Yahudi dünyasında Hafets Hayim olarak tanınan Ribi Israel Meir Kagan (1838-1933), dilini sakınmak ve başkaları hakkında haksızca "laşon ara - kötü konuşma" konuşmamakla ilgili birkaç önemli kitap yazmıştır. Rav Kagan Doğu Avrupa'daki Yahudi cemaatlerini sıkça ziyaret eder, bu ve diğer farklı konularla ilgili konuşmalar verirdi. Bu ziyaretlerinin birinde trende giderken karşısına bir adam oturur. Sohbete başladıklarında Ribi Kagan adama nereye gittiğini sorar. "Bu gece konuşacak olan Hafets Hayim'i dinlemek için şehre gidiyorum. Ne de olsa o, günümüz Yahudi aleminin en önemli bilgini ve bir tsadik."

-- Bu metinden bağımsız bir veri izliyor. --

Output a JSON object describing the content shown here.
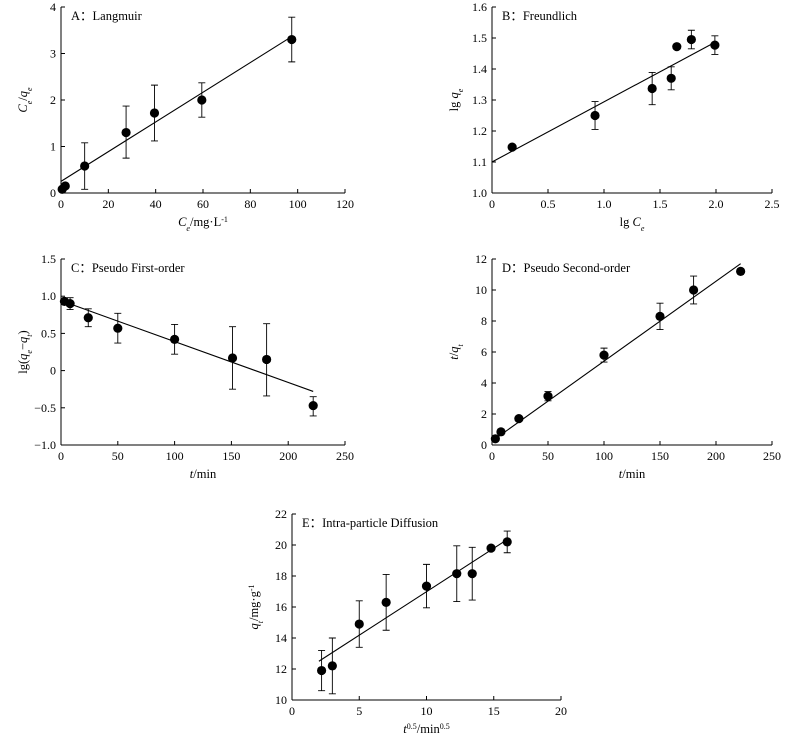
{
  "chart_data": [
    {
      "id": "A",
      "type": "scatter",
      "title": "A：Langmuir",
      "xlabel_html": "<tspan font-style='italic'>C</tspan><tspan font-style='italic' font-size='8' baseline-shift='sub'>e</tspan><tspan>/mg·L</tspan><tspan font-size='8' baseline-shift='super'>-1</tspan>",
      "ylabel_html": "<tspan font-style='italic'>C</tspan><tspan font-style='italic' font-size='8' baseline-shift='sub'>e</tspan><tspan>/</tspan><tspan font-style='italic'>q</tspan><tspan font-style='italic' font-size='8' baseline-shift='sub'>e</tspan>",
      "xlim": [
        0,
        120
      ],
      "ylim": [
        0,
        4
      ],
      "xticks": [
        0,
        20,
        40,
        60,
        80,
        100,
        120
      ],
      "yticks": [
        0,
        1,
        2,
        3,
        4
      ],
      "points": [
        {
          "x": 0.5,
          "y": 0.08
        },
        {
          "x": 1.8,
          "y": 0.15
        },
        {
          "x": 10,
          "y": 0.58,
          "err": [
            0.5,
            0.5
          ]
        },
        {
          "x": 27.5,
          "y": 1.3,
          "err": [
            0.55,
            0.57
          ]
        },
        {
          "x": 39.5,
          "y": 1.72,
          "err": [
            0.6,
            0.6
          ]
        },
        {
          "x": 59.5,
          "y": 2.0,
          "err": [
            0.37,
            0.37
          ]
        },
        {
          "x": 97.5,
          "y": 3.3,
          "err": [
            0.48,
            0.48
          ]
        }
      ],
      "fit": [
        [
          0,
          0.25
        ],
        [
          98,
          3.38
        ]
      ]
    },
    {
      "id": "B",
      "type": "scatter",
      "title": "B：Freundlich",
      "xlabel_html": "<tspan>lg </tspan><tspan font-style='italic'>C</tspan><tspan font-style='italic' font-size='8' baseline-shift='sub'>e</tspan>",
      "ylabel_html": "<tspan>lg </tspan><tspan font-style='italic'>q</tspan><tspan font-style='italic' font-size='8' baseline-shift='sub'>e</tspan>",
      "xlim": [
        0,
        2.5
      ],
      "ylim": [
        1.0,
        1.6
      ],
      "xticks": [
        0,
        0.5,
        1.0,
        1.5,
        2.0,
        2.5
      ],
      "xtick_labels": [
        "0",
        "0.5",
        "1.0",
        "1.5",
        "2.0",
        "2.5"
      ],
      "yticks": [
        1.0,
        1.1,
        1.2,
        1.3,
        1.4,
        1.5,
        1.6
      ],
      "ytick_labels": [
        "1.0",
        "1.1",
        "1.2",
        "1.3",
        "1.4",
        "1.5",
        "1.6"
      ],
      "points": [
        {
          "x": 0.18,
          "y": 1.148
        },
        {
          "x": 0.92,
          "y": 1.25,
          "err": [
            0.045,
            0.045
          ]
        },
        {
          "x": 1.43,
          "y": 1.337,
          "err": [
            0.052,
            0.052
          ]
        },
        {
          "x": 1.6,
          "y": 1.37,
          "err": [
            0.037,
            0.037
          ]
        },
        {
          "x": 1.65,
          "y": 1.472
        },
        {
          "x": 1.78,
          "y": 1.495,
          "err": [
            0.03,
            0.03
          ]
        },
        {
          "x": 1.99,
          "y": 1.477,
          "err": [
            0.03,
            0.03
          ]
        }
      ],
      "fit": [
        [
          0,
          1.1
        ],
        [
          2.0,
          1.488
        ]
      ]
    },
    {
      "id": "C",
      "type": "scatter",
      "title": "C：Pseudo First-order",
      "xlabel_html": "<tspan font-style='italic'>t</tspan><tspan>/min</tspan>",
      "ylabel_html": "<tspan>lg(</tspan><tspan font-style='italic'>q</tspan><tspan font-style='italic' font-size='8' baseline-shift='sub'>e</tspan><tspan>−</tspan><tspan font-style='italic'>q</tspan><tspan font-style='italic' font-size='8' baseline-shift='sub'>t</tspan><tspan>)</tspan>",
      "xlim": [
        0,
        250
      ],
      "ylim": [
        -1.0,
        1.5
      ],
      "xticks": [
        0,
        50,
        100,
        150,
        200,
        250
      ],
      "yticks": [
        -1.0,
        -0.5,
        0,
        0.5,
        1.0,
        1.5
      ],
      "ytick_labels": [
        "−1.0",
        "−0.5",
        "0",
        "0.5",
        "1.0",
        "1.5"
      ],
      "points": [
        {
          "x": 3,
          "y": 0.93
        },
        {
          "x": 8,
          "y": 0.9,
          "err": [
            0.08,
            0.08
          ]
        },
        {
          "x": 24,
          "y": 0.71,
          "err": [
            0.12,
            0.12
          ]
        },
        {
          "x": 50,
          "y": 0.57,
          "err": [
            0.2,
            0.2
          ]
        },
        {
          "x": 100,
          "y": 0.42,
          "err": [
            0.2,
            0.2
          ]
        },
        {
          "x": 151,
          "y": 0.17,
          "err": [
            0.42,
            0.42
          ]
        },
        {
          "x": 181,
          "y": 0.15,
          "err": [
            0.49,
            0.48
          ]
        },
        {
          "x": 222,
          "y": -0.47,
          "err": [
            0.14,
            0.12
          ]
        }
      ],
      "fit": [
        [
          0,
          0.94
        ],
        [
          222,
          -0.28
        ]
      ]
    },
    {
      "id": "D",
      "type": "scatter",
      "title": "D：Pseudo Second-order",
      "xlabel_html": "<tspan font-style='italic'>t</tspan><tspan>/min</tspan>",
      "ylabel_html": "<tspan font-style='italic'>t</tspan><tspan>/</tspan><tspan font-style='italic'>q</tspan><tspan font-style='italic' font-size='8' baseline-shift='sub'>t</tspan>",
      "xlim": [
        0,
        250
      ],
      "ylim": [
        0,
        12
      ],
      "xticks": [
        0,
        50,
        100,
        150,
        200,
        250
      ],
      "yticks": [
        0,
        2,
        4,
        6,
        8,
        10,
        12
      ],
      "points": [
        {
          "x": 3,
          "y": 0.4
        },
        {
          "x": 8,
          "y": 0.85
        },
        {
          "x": 24,
          "y": 1.7
        },
        {
          "x": 50,
          "y": 3.15,
          "err": [
            0.3,
            0.3
          ]
        },
        {
          "x": 100,
          "y": 5.8,
          "err": [
            0.45,
            0.45
          ]
        },
        {
          "x": 150,
          "y": 8.3,
          "err": [
            0.85,
            0.85
          ]
        },
        {
          "x": 180,
          "y": 10.0,
          "err": [
            0.9,
            0.9
          ]
        },
        {
          "x": 222,
          "y": 11.2
        }
      ],
      "fit": [
        [
          0,
          0.25
        ],
        [
          222,
          11.7
        ]
      ]
    },
    {
      "id": "E",
      "type": "scatter",
      "title": "E：Intra-particle Diffusion",
      "xlabel_html": "<tspan font-style='italic'>t</tspan><tspan font-size='8' baseline-shift='super'>0.5</tspan><tspan>/min</tspan><tspan font-size='8' baseline-shift='super'>0.5</tspan>",
      "ylabel_html": "<tspan font-style='italic'>q</tspan><tspan font-style='italic' font-size='8' baseline-shift='sub'>t</tspan><tspan>/mg·g</tspan><tspan font-size='8' baseline-shift='super'>-1</tspan>",
      "xlim": [
        0,
        20
      ],
      "ylim": [
        10,
        22
      ],
      "xticks": [
        0,
        5,
        10,
        15,
        20
      ],
      "yticks": [
        10,
        12,
        14,
        16,
        18,
        20,
        22
      ],
      "points": [
        {
          "x": 2.2,
          "y": 11.9,
          "err": [
            1.3,
            1.3
          ]
        },
        {
          "x": 3.0,
          "y": 12.2,
          "err": [
            1.8,
            1.8
          ]
        },
        {
          "x": 5.0,
          "y": 14.9,
          "err": [
            1.5,
            1.5
          ]
        },
        {
          "x": 7.0,
          "y": 16.3,
          "err": [
            1.8,
            1.8
          ]
        },
        {
          "x": 10.0,
          "y": 17.35,
          "err": [
            1.4,
            1.4
          ]
        },
        {
          "x": 12.25,
          "y": 18.15,
          "err": [
            1.8,
            1.8
          ]
        },
        {
          "x": 13.4,
          "y": 18.15,
          "err": [
            1.7,
            1.7
          ]
        },
        {
          "x": 14.8,
          "y": 19.8
        },
        {
          "x": 16.0,
          "y": 20.2,
          "err": [
            0.7,
            0.7
          ]
        }
      ],
      "fit": [
        [
          2.0,
          12.5
        ],
        [
          16.0,
          20.35
        ]
      ]
    }
  ]
}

Ribi Kagan adamın sözlerinden mahcup olur. İtiraz etmeye kalkışır, "Bazen insanlar böyle şeyler söyler, ama doğru değildir. O kadar da büyük bir bilgin değil, bir tsadik (doğru kişi) ise, hiç değil."
Karşısındaki adam birden alevlenir. "Böyle önemli bir kişiyi nasıl küçümsersin?", der ve Ribi Kagan'ı tokatlar.
O gece adam konuşmaya katılır ve tokatladığı kişinin Hafetz Hayim'in ta kendisi olduğunu orada dehşet içinde anlar.
Konuşmanın sonunda Rav'ın yanına koşarak, "Lütfen, lütfen, beni affedin. Kim olduğunuzu bilmiyordum," diye ona yalvarır.
Ribi Kagan gülümser. "Af dilemene hiç gerek yok. Sen benim onurumu koruyordun. Tam aksine senden çok önemli bir ders aldım. Onlarca senedir insanlara başkaları hakkında "laşon ara" konuşmamalarını öğrettim. Şimdi ise insanın kendi hakkında da "laşon ara" konuşmaması gerektiğini öğrendim."
Mütevazı olmak ne kadar iyi olsa da, Hafets Hayim'in öyküsünün bize hatırlattığı gibi, alçakgönüllü olmak, insanın kendi meziyetlerini inkar etmesi veya kendini küçümsemesi anlamına gelmez. "Komşumuzu kendimiz kadar sevmemiz gerek" tiğini açıkça buyuran Tora'daki mısra (Vayikra 19:18), kendimizi sevmemiz gerektiğini buyurmaktadır. Sevdiğiniz bir kişi ile ilgili olarak başkalarından kötü şeyler duymak istemeyeceğiniz gibi, sevmeniz gereken bir kişi (yani kendiniz) hakkında da kötü sözler sarf etmemelisiniz.